C’è chi invece ci crede talmente tanto da avere cambiato la propria vita in vista della fatidica data. Un gruppo di 38 famiglie italiane ha deciso di trasferirsi in Messico, nella pianura dello Yucatan, per costruire una mini fortezza che li proteggerà dall’apocalisse. I circa 70 italiani, che secondo alcune fonti locali, avrebbero preso la cittadinanza messicana, hanno aderito all’associazione “Quinta Essencia” e hanno costruito delle ville fortificate fortificate con porte e finestre anti-bomba, rifugi e tunnel sotterranei.
Las Aguilas (il rifugio delle aquile) sorge in un’area di 800 ettari nei pressi del villaggio di Xul, sui monti dello Yucatán, in piena foresta, e il suo nome nel linguaggio Maya significa “fine” o “finale”.

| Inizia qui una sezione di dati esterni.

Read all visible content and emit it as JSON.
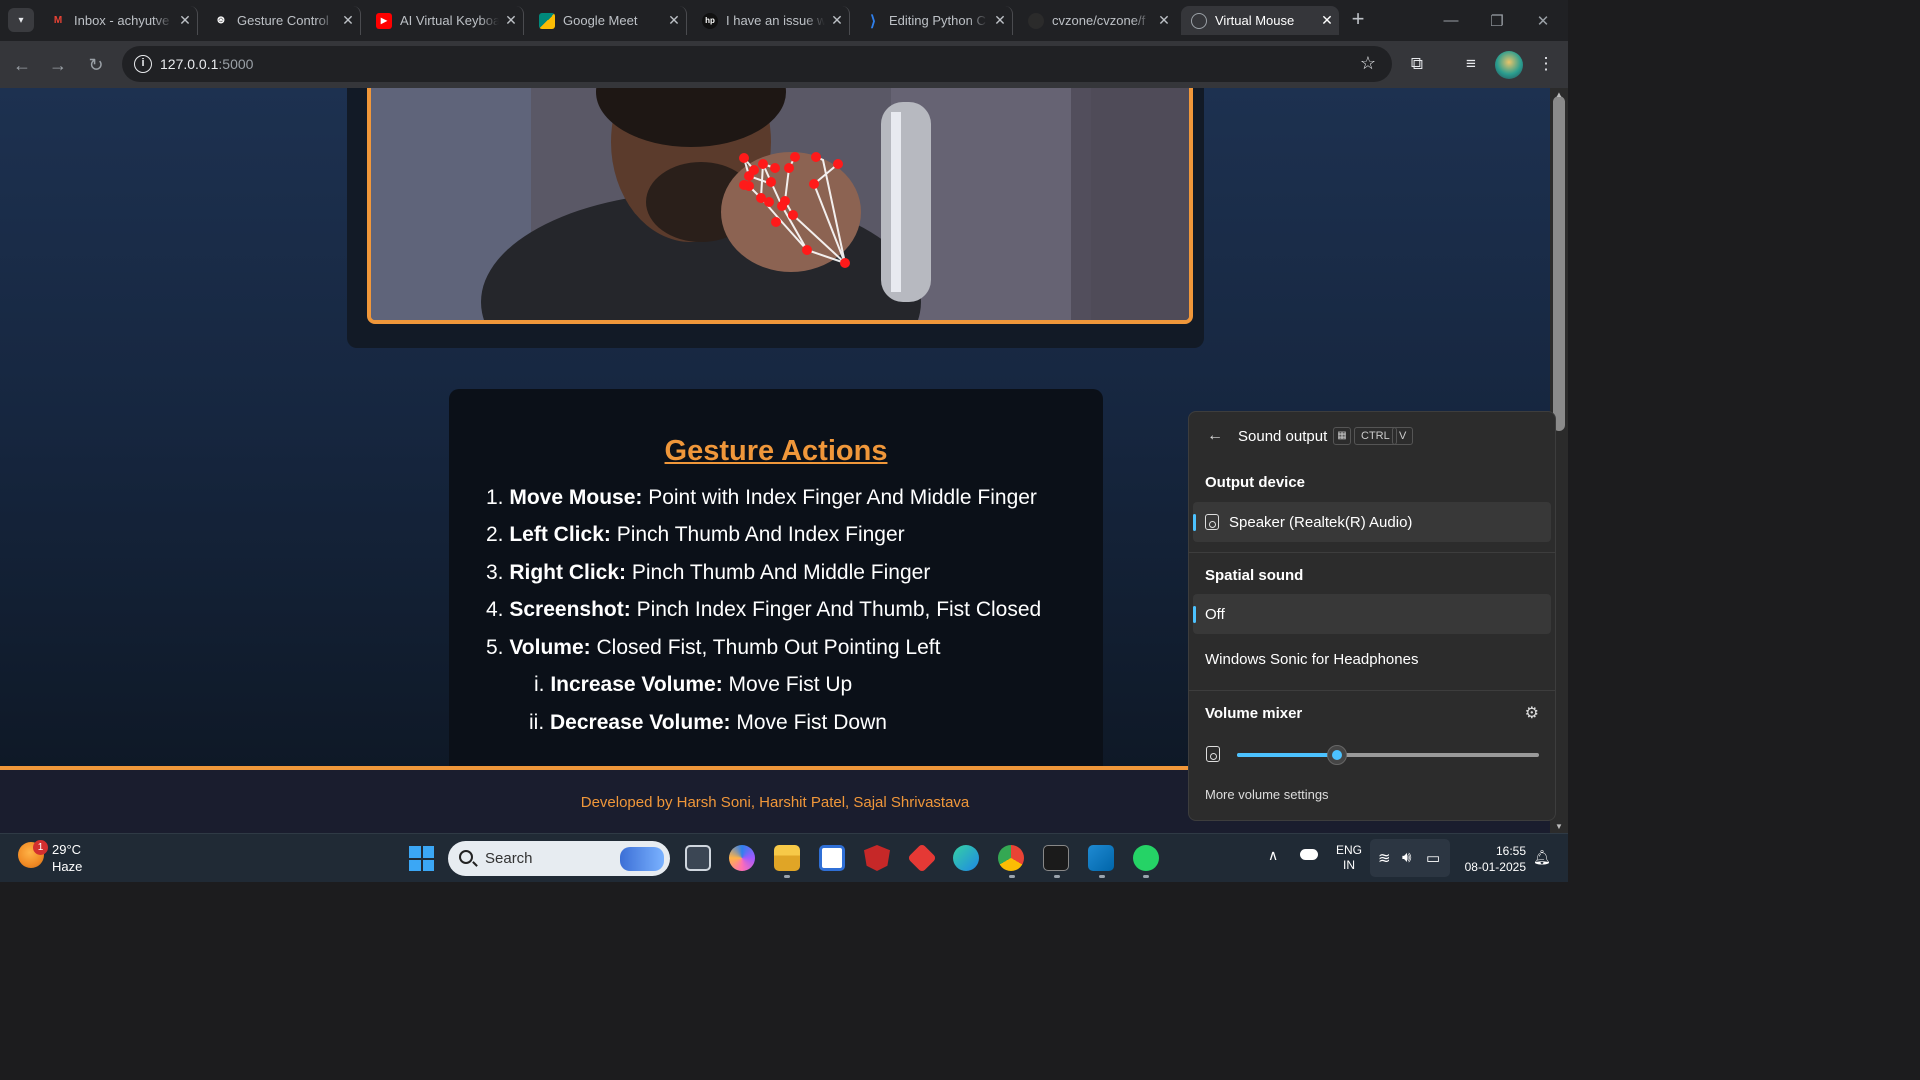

Gli italiani, che avrebbero trovato questo posto dopo un sogno fatto da una donna del loro gruppo, difficilmente si allontanano dal loro insediamento e passano le giornate a pregare nella loro fortezza composta da realizzato 24 edifici con pareti di 60 centimetri di spessore in materiali speciali in grado di sopportare cambiamenti di temperatura estremi, radiazioni, fuoco o inondazioni.
L’idea di costruire case blindate in vista della fine del mondo però non si limita a questo esempio. Pare, infatti, che una società di Pontedera realizzi bunker validi anche contro inondazioni, attacchi chimici e batteriologici e in vista del 2012 un migliaio di persone avrebbero già ordinato versioni personalizzate del carissimo rifugio anti Apocalisse.